Sempre colecionei coisas. Na infância, eram moedas, ''tazos'' e pedras encontradas ao acaso no caminho. Mas, na vida adulta, minhas coleções têm reforçado formas mais complexas, além do material.
Meu bisavô também colecionava moedas. Ele guardou sua coleção em uma cristaleira vintage de madeira, com duas portas inferiores que escondiam um segredo: uma enorme coleção de garrafinhas de destilados de 50ml. Eu amava aquelas garrafinhas. E, aos quase 10 anos, no auge da minha curiosidade (e da minha falta de ética infantil), eu roubei algumas e as bebia escondida, fascinada pela falsa sensação impunidade nas transgressoes.
Sempre gostei de coleções, talvez porque elas simbolizam um desejo de guardar algo que não queremos perder. Mas crescer me ensinou que, às vezes, podemos tornar parte das coleções alheias — e isso nem sempre é algo bom. Na adolescência, um homem mais velho me desejavam como um troféu, uma adição às suas "coleções". No começo, eu me impressionei com os presentes. Depois, percebi o quão doloroso poderia ser, como se me ensinou "empalhando viva".
Eu amo coleções, mas sei como é doloroso fazer parte de algumas delas.
Os dois grandes amores da minha vida também me deixaram marcas. Do primeiro, guardo as queimaduras que moldaram minha pele. Em segundo lugar, os vínculos que compartilhei.
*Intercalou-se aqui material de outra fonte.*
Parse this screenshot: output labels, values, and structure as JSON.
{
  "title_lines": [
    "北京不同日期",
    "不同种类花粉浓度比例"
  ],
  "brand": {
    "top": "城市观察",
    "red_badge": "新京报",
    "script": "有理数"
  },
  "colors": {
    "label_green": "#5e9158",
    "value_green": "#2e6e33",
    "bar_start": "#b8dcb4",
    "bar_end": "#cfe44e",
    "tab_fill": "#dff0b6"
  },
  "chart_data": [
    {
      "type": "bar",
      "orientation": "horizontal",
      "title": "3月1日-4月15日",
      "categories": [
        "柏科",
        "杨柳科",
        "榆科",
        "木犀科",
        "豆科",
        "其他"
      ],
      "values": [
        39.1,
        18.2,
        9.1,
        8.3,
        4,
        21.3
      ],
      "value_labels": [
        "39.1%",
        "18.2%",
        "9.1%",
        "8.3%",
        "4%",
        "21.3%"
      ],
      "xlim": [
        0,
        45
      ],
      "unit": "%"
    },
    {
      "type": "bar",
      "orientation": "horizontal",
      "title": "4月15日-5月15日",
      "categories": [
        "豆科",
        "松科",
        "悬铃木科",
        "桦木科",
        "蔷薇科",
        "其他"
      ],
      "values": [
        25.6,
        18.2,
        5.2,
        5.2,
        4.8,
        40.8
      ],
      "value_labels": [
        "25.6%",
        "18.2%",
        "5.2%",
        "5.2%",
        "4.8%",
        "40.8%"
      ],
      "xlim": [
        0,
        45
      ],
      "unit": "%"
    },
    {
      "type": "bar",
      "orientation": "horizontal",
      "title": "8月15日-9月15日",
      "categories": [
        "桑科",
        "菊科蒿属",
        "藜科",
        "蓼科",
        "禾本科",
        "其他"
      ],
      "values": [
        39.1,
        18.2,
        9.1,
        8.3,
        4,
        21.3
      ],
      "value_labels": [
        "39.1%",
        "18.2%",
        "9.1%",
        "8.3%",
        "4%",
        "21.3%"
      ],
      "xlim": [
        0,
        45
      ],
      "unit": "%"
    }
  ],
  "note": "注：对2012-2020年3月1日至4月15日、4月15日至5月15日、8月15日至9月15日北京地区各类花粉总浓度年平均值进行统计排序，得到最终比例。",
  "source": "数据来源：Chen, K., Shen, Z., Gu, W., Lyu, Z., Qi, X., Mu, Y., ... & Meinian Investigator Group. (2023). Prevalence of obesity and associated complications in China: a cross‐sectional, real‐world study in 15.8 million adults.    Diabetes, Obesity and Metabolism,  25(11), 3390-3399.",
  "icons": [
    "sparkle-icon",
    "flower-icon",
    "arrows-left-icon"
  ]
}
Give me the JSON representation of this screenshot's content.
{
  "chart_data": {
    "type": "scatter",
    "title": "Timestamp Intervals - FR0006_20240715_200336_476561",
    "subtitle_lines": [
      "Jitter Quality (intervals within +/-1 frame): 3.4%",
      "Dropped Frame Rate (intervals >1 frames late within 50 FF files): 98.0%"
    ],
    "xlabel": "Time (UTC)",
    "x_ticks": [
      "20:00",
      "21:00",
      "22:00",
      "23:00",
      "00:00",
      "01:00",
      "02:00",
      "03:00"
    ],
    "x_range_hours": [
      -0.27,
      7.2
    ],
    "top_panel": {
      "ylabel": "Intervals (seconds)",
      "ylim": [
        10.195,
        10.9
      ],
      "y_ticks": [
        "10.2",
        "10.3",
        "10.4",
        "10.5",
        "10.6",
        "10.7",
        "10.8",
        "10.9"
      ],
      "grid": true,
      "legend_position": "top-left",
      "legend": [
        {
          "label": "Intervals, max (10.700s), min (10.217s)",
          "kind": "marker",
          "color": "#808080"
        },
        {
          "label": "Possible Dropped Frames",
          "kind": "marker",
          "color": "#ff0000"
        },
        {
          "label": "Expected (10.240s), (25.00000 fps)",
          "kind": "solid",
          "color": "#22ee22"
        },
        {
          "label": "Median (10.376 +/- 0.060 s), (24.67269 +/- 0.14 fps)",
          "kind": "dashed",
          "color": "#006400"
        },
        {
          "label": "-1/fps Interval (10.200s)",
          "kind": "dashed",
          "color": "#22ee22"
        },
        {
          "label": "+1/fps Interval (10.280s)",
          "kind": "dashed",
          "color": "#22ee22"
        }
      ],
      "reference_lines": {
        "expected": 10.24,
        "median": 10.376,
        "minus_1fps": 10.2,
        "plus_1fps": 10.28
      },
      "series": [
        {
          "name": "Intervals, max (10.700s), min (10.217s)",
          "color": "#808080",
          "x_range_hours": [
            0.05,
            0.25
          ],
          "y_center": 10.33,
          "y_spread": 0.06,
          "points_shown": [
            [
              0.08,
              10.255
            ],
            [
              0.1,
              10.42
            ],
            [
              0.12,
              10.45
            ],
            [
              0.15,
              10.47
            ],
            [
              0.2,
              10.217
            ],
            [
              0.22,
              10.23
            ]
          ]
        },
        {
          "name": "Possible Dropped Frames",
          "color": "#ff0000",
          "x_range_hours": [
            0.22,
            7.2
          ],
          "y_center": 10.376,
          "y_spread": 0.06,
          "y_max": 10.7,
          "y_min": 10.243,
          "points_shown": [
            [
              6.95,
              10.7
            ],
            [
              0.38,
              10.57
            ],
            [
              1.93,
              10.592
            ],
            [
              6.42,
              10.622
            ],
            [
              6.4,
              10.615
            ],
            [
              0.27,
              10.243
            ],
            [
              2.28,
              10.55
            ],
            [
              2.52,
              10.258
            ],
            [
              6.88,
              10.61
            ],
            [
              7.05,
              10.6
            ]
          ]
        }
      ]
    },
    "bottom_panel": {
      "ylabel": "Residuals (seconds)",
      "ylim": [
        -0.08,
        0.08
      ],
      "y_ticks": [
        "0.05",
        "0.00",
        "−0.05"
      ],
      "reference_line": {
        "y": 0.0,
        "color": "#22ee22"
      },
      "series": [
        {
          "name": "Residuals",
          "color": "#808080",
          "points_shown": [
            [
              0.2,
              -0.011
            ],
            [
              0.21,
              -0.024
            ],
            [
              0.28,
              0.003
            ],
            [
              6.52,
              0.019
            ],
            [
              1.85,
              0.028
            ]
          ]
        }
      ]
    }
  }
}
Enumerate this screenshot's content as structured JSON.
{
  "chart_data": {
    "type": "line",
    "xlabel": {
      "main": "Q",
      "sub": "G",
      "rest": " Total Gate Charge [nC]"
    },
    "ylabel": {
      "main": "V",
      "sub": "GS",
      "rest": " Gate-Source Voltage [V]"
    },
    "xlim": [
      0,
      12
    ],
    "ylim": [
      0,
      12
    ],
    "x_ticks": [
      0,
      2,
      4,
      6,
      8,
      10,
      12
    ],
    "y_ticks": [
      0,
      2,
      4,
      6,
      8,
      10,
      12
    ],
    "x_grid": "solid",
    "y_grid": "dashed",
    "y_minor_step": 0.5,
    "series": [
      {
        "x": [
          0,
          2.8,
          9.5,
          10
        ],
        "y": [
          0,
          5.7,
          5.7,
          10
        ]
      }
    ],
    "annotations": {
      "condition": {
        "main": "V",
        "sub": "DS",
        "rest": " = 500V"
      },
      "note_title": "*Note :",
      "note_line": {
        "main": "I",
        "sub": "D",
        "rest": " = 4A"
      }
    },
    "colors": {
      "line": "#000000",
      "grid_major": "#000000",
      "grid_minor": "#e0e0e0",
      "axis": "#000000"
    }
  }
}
Aos 21 anos, depois de machucar minha amada e afastá-la da cocaína, minha melhor amiga chamou essa lembrança de "vício". Talvez ela esteja certa.
Toda vez que cheiro cocaína, toda vez que meu nariz sangra, lembro de como éramos grandes e fortes, mesmo debaixo do caos. Havia algo poderoso naquela confusão, como se fôssemos invencíveis.
Hoje, percebi que tenho colecionado mágoas. Elas não ficam em uma prateleira ou em uma caixa; dentro de mim, guardadas estão no meu coração. E, por mais que pesem, ainda são parte do que me faz ser quem sou.